Later criminal profilers claim he killed 3 women after this ordeal, and that rejection was an exacerbating factor in his anger. You can watch him on the show here.
Arrest and Trial
In June 1979, a 12 year old girl vanished from Huntington Beach. Her friends told police that a man had approached them and asked to photograph them, and created a composite sketch of the man. Rodney’s parole officer recognised the sketch and police decided to search his mother’s house. In her house they round a receipt for a storage locker rental, where the girls earrings were found.
He was arrested without bail and sentenced to death, however this was overturned in 1980 because jurors had been misinformed about his prior sex crimes.
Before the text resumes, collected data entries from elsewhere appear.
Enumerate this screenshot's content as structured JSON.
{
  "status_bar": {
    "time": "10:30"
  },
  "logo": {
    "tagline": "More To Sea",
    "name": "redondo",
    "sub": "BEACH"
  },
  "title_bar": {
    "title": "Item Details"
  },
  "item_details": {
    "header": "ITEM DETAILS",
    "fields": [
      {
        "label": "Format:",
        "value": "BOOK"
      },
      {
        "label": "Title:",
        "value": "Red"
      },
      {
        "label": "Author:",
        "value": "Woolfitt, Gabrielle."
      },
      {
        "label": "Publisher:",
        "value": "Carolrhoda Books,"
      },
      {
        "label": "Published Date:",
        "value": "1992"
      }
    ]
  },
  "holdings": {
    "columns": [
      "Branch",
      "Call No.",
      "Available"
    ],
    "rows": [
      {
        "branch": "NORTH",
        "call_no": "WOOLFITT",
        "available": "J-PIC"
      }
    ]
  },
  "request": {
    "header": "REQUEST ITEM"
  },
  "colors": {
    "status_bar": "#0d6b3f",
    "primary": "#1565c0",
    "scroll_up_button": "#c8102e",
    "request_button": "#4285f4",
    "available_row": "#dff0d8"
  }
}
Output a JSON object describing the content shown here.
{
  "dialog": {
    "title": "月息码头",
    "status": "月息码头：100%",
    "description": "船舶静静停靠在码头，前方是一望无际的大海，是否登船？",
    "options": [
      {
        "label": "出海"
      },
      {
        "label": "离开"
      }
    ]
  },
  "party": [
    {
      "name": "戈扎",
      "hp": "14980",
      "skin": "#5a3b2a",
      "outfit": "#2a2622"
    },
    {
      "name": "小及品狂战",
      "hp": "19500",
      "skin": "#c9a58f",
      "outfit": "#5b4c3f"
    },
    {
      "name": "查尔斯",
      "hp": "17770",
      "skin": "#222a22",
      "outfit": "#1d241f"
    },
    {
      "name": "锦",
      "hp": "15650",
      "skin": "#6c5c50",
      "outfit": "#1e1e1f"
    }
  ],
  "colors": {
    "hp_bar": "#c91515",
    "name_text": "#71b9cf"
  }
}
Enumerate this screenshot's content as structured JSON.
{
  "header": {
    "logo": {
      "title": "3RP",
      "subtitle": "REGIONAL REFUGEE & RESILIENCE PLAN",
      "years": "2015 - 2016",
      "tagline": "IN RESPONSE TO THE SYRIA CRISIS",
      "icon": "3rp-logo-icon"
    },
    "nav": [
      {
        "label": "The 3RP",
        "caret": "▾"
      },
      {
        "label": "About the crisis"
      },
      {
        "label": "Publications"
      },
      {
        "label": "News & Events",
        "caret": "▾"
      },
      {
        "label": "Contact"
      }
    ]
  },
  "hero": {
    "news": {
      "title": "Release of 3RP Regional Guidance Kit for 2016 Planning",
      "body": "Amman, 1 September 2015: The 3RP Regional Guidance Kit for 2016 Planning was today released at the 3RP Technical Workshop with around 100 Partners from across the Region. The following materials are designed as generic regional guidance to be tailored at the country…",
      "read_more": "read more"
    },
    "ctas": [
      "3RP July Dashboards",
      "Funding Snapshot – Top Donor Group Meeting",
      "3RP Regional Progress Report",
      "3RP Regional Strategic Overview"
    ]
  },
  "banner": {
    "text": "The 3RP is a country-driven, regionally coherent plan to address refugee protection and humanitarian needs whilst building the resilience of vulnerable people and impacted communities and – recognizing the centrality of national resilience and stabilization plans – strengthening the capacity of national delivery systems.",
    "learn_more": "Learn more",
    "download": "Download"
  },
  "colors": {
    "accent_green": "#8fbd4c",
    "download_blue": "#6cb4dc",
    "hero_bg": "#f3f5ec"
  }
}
After a second, near identical trial, he was again found guilty and sentenced to death.
In 2003, Rodney’s DNA was tested under new state law and was found to match DNA left at 6 more crime scenes where young women had been murdered.
During his incarceration, Rodney wrote a book entitled “You, the Jury”, in which he claimed innocence. He also filed 2 lawsuits against the Californian penal system, one for injuries after slipping over, and another for refusing to provide him with a low-fat diet.
For his third trial after the discovery of the 6 additional murders, Rodney chose to act as his own attorney. For 5 hours he acted as both the interrogator and witness, asking himself questions in a deep voice and then answering. He also played the jury clips of him on the dating show. He made no attempt to deny 4 of the charges, stating he merely couldn’t remember killing the women. A surprise witness was also Tali Shapiro, the 8 year old girl Rodney had assaulted in 1968, now age 42. After less than 2 days deliberation he was found guilty of first-degree murder on all accounts. As part of his closing argument, he played the Arlo Guthrie song “Alice’s Restaurant” in which the protagonist tells a psychiatrist that he wants to “kill”.
In March 2010, some of his photography portfolio was released to the public in the hopes of identifying some unknown people. 21 women came forward, and several families recognised people as members of their family who had disappeared years before. 110 of the photos remain online, here, and police are still trying to identify them.
Since his conviction in 2010, there have been 4 other cases that have been linked to Rodney. The most recent in 2016 when he was charged with the murder of a 28 year old woman who disappeared in 1977 but could not be identified until 2015.
His true victim count remains unknown, it may be as high as over 130, and the 75 year old is currently sat on Death Row.